= Negro Theatre Workshop =

English theatre company started 1961

The Negro Theatre Workshop (NTW) was set up in London, England, in 1961, becoming one of the first Black British theatre companies. It aimed to produce dramas, revues and musicals, giving writers a chance to see their work performed as well as creating opportunities for black artists and technicians to gain experience, so as to develop and improve standards in every branch of theatre. As noted by Professor Colin Chambers, "The company emphasised inclusivity in its repertoire and ethos."

Instrumental in establishing the NTW was Pearl Connor, who was Administrator and Honorary Secretary, with other founding members including Edric Connor, Lloyd Reckord, Bari Johnson, Horace James, George Brown, Bobby Naidoo, Nina Baden-Semper, Tony Cyrus and Ena Cabayo.

==Background==
The George Padmore Institute holds archive material related to the NWT, with the description: "As an ensemble of professional and amateur actors, directors and writers, the NTW performed original works in community centres, town halls, churches and cathedrals up and down the country as well as representing the United Kingdom at the First World Festival of Negro Arts in Dakar (Senegal)." Links were forged between the NTW and a range of organisations, individuals and movements, among them the Movement for Colonial Freedom, War on Want, the West Indian Standing Conference, The Church Army, and the Council for British African Relations. In addition, the NTW boasted "an impressive list of Patrons including the Archbishop of Canterbury, Joan Littlewood, Sir Laurence Olivier and Sir Learie Constantine, and the Board of Trustees were the Earl of Listowel, Andrew Salkey, Christian Simpson and David Pitt and the NTW was supported by major figures in show business such as Sidney Poitier, Spike Milligan and Tony Richardson."

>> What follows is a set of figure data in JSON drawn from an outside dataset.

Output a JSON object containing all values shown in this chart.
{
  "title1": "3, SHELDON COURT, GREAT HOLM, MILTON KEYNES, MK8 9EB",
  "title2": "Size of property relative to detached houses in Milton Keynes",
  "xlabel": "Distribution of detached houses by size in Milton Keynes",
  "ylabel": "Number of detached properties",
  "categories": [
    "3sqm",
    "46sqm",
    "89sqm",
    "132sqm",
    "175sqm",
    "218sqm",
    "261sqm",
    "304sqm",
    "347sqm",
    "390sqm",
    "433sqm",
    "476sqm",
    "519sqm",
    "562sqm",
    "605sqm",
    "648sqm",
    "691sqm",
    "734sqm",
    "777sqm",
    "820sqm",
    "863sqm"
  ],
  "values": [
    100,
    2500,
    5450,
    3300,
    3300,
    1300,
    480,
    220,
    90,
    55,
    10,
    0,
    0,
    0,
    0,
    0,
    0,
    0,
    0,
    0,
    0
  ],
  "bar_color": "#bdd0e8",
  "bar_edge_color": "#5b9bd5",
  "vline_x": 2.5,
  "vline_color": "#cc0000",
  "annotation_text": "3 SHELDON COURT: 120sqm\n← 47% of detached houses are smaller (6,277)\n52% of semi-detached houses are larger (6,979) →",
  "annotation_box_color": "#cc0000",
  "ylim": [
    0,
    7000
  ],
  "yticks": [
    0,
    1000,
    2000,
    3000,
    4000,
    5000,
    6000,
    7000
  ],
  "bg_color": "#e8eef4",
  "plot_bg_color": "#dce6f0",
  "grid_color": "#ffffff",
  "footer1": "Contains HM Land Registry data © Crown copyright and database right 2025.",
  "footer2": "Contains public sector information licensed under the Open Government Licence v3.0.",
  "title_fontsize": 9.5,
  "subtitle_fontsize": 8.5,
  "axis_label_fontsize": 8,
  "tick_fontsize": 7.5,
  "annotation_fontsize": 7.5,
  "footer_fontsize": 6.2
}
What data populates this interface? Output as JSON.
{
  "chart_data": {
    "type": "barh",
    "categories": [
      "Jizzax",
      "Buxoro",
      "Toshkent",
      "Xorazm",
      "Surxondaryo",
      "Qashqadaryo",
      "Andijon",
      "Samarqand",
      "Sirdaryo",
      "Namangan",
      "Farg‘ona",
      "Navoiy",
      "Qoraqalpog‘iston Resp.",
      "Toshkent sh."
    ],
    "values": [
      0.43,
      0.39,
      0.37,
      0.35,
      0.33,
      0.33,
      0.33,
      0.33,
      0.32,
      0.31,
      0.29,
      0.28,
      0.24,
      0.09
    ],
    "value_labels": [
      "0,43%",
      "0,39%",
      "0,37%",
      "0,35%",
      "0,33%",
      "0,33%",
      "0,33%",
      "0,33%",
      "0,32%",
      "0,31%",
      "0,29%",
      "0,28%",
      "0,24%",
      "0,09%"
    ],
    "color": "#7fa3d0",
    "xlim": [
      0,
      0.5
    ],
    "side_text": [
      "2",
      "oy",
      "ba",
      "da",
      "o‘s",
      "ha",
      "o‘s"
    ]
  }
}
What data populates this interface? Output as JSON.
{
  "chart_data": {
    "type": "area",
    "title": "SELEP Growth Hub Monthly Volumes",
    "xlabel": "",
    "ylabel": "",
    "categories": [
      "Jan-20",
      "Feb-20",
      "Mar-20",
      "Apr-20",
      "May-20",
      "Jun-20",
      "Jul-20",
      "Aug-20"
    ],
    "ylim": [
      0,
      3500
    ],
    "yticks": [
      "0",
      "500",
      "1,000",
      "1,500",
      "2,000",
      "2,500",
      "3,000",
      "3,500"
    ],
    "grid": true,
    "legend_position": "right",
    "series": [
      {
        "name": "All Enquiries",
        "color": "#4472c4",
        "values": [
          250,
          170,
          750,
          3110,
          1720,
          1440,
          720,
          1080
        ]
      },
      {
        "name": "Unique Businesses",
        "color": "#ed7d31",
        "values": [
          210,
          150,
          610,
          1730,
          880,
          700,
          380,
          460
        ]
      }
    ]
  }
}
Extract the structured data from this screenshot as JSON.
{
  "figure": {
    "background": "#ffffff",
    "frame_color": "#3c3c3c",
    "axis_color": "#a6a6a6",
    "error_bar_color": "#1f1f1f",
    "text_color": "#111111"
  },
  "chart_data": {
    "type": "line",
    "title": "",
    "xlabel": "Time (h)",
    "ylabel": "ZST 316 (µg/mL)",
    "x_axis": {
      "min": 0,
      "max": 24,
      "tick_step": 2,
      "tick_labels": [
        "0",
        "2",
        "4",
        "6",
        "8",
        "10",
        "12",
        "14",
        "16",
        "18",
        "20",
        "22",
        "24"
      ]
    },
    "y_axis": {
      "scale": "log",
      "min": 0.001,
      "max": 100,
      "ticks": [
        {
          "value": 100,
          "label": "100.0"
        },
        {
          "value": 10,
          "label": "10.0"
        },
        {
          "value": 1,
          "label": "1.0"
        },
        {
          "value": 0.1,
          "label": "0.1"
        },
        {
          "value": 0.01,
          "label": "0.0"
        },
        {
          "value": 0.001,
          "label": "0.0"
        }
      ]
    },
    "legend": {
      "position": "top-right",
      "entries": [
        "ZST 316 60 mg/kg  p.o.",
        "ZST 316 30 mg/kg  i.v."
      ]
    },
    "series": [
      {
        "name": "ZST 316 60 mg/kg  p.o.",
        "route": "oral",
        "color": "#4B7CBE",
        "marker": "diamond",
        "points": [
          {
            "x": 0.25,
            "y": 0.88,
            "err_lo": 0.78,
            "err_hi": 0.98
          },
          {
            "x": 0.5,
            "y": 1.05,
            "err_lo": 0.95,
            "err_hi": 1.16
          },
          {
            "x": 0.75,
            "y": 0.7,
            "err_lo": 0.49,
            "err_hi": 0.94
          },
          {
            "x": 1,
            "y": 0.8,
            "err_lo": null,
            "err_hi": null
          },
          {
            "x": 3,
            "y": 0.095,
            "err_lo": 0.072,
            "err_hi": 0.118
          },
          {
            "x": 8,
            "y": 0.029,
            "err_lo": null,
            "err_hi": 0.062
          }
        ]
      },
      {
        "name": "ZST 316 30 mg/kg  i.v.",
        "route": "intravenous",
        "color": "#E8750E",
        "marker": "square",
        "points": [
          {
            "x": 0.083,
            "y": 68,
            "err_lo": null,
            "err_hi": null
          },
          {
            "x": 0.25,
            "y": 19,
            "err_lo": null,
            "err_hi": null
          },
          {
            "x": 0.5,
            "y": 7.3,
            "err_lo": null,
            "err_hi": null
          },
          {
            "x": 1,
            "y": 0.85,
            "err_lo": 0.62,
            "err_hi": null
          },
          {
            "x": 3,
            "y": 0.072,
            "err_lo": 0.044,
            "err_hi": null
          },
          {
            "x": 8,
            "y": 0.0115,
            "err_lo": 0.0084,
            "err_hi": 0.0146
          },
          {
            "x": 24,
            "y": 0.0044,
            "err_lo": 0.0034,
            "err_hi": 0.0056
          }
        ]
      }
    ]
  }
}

Although the NTW could never afford its own base, it rehearsed free of charge at the Africa Centre, and held classes and produced plays in churches, town halls and community centres, as well as theatres.

==Productions==
In late 1961, a production of A Wreath for Udomo (a dramatization by William Branch of the Peter Abrahams 1956 novel of the same name) previewed at the Lyric, Hammersmith, to launch the NTW, featuring Earl Cameron and Edric Connor. "Unfortunately, Edric collapsed during the next performance on the official opening night, and the understudy was not ready to go on. Pearl [Connor] had difficulty getting the money the NTW was owed from the show's producers, and the trauma left the company in disarray. It was not until 1964 that the NTW mounted its first own production, Bethlehem Blues, which was followed by two more biblical shows, The Dark Disciples, which was adapted for BBC TV, and The Prodigal Son." In 1965 the company staged a production of Wole Soyinka's The Road at the Theatre Royal, Stratford East, for the Commonwealth Arts Festival.

In 1966, at the first World Festival of Negro Arts in Dakar, Senegal, The Dark Disciples was the production with which the NTW was invited to represent Britain (along with the Pan African Players, another British group, led by Yulisa Amadu Pat Maddy, which performed its only show, Obi Egbuna's Wind versus Polygamy). According to Chambers: "That year, the NTW also received an Arts Council grant of £300, probably the first awarded to a black theatre company, and produced Henry A Zeiger's Mr Hubert, an American play about a Harlem Everyman figure with a cast of more than thirty. As it toured the country, the NTW added to its repertoire plays by Walcott, Hill and Chekhov (adapted to the Caribbean), and programmes of poetry, song, dance and music. By the time of Edric Connor's death in 1968, funding for a base had not been found, and the company had ceased to be active."

The NTW additionally contributed to the development of black film in Britain by co-producing and distributing titles such as Edric Connor's Carnival Fantastique (1960), Trevor Rhone's Smile Orange and Horace Ové's Pressure (1976).